For Case 2 (hydraulic head):

• Node number, Energy source (MJ/s), Source strength (kg/s), Temperature (oC), Hydraulic head (m), Total pressure (MPa), and Saturation (dimensionless) for each specified output node.

For Case 3 (ngas):

• Node number, Energy source (MJ/s), Source strength (kg/s), Temperature (oC), Total pressure (MPa), Air pressure (MPa), Capillary pressure (MPa), Saturation (dimensionless), and Relative humidity for each specified output node

Example of history output file, filen.his

FEHM V2.30sun 05-04-19 QA:NA 04/20/2005 08:45:05
***** 2-D Heat Conduction Model *****
1
111 0.000000000E+00 0.000000000E+00 0.000000000E+00
headings
node flow enthalpy(Mj/kg) flow(kg/s) temperature(deg C) total pressure(Mpa)
capillary pressure(Mpa) saturation(kg/kg)
0.0E+0
111 0.100000000E-19 0.00000000 200.000000 10.0000000 0.00000000 0.00000000
5.0E-3
111 0.100000000E-19 0.00000000 199.999999 10.0000000 0.00000000 0.00000000
.
.
.
4.000049999999937
111 0.100000000E-19 0.00000000 100.183607 10.0000000 0.00000000 0.00000000
-4.000049999999937
111 0.100000000E-19 0.00000000 100.183607 10.0000000 0.00000000 0.00000000

Alternate History plot files (filen.his,filen_param.his)

The history plot file (filen.his) contains the following:

• Code version number, date, time
• Problem title
• Gas flag (‘ngas’, ‘airw’, or blank)
• Tracer flag (‘trac’ or blank)
• Stress flag (‘strs’ or blank)
• List of parameters written to individual history files (possible paramenters are: pressure, temperature, head, saturation, flow, enthalpy, humidity, zone flux, and global)
• Number of nodes for which data are output
• Node number and X, Y, and Z coordinate (m) of each node for which data are output

Example of alternate history output file, filen.his

FEHM V2.30sun 05-04-20 QA:NA 04/20/2005 08:50:56
***** 2-D Heat Conduction Model *****
Parameters written to individual history files:
temperature
for the following nodes:
1
111 0.00000000 0.00000000 0.00000000

If zones for output are specified:

• Number of zones over which output is averaged

And for each zone:

• Number of nodes in the zone and zone number followed by a list of nodes in the zone.
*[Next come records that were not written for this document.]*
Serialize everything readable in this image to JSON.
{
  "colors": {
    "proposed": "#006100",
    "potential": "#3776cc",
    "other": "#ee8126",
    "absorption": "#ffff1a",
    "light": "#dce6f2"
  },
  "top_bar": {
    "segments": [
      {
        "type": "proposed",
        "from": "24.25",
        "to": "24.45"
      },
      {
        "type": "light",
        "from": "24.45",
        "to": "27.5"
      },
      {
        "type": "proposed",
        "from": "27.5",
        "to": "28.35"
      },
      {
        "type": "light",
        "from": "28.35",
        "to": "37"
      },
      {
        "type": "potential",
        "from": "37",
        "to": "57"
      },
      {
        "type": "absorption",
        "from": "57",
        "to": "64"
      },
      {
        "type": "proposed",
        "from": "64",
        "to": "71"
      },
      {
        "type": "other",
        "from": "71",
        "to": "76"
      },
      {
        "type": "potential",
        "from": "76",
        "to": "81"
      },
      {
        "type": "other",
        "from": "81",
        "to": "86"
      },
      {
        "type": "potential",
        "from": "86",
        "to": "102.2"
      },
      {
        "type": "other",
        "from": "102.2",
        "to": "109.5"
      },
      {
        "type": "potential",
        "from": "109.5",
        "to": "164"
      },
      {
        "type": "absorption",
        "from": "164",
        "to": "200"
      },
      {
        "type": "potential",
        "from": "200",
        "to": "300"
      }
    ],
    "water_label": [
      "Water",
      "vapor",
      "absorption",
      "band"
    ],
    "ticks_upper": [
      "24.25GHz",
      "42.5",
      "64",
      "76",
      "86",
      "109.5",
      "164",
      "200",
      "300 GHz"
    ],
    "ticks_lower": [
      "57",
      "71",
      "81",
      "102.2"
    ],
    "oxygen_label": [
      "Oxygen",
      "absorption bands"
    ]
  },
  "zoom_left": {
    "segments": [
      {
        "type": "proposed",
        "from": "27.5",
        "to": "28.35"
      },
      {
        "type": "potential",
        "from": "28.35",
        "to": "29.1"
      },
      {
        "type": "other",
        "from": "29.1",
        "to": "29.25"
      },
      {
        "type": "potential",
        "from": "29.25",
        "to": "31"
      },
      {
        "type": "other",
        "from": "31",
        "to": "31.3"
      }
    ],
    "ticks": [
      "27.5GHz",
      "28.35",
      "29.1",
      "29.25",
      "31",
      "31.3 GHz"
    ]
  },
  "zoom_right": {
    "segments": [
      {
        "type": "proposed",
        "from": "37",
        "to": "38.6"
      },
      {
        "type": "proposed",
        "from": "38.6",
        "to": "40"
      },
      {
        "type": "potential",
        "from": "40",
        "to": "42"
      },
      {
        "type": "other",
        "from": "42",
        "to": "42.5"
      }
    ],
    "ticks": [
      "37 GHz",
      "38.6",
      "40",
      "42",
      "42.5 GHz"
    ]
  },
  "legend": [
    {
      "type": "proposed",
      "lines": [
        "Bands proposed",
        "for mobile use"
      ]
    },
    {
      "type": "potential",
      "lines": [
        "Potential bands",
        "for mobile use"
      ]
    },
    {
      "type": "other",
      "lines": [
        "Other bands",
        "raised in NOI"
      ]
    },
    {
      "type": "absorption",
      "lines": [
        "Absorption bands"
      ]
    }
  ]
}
Example of alternate history output file including zones, filen.his

FEHM V2.30sun 05-04-20 QA:NA 04/20/2005 09:10:21
***** 2-D Heat Conduction Model *****
Parameters written to individual history files:
temperature
for the following nodes and zones:
1
111 0.00000000 0.00000000 0.00000000
Number of averaged output zones: 2
121 Nodes averaged in Zone -1
0000001 0000002 0000003 0000004 0000005 0000006 0000007 0000008 0000009 0000010
0000011 0000012 0000013 0000014 0000015 0000016 0000017 0000018 0000019 0000020
.
.
.
0000121
11 Nodes averaged in Zone -2
0000001 0000012 0000023 0000034 0000045 0000056 0000067 0000078 0000089 0000100
0000111

The history plot parameter files (filen_param.his) contain the following:

• Code version number, date, time
• Problem title
• Blank line
• Output parameter title and units
• Heading: Time (units) Nodes: Node number 1 … Node number n

-or- if zones are specified

• Heading: Time (units) Nodes: Node number 1 … Node number n Zones: Zone number 1 … Zode number n

And for each time step (time units may be seconds, days, or years as specified in hist macro)

• Time (units) followed by parameter value for each specified node and zone.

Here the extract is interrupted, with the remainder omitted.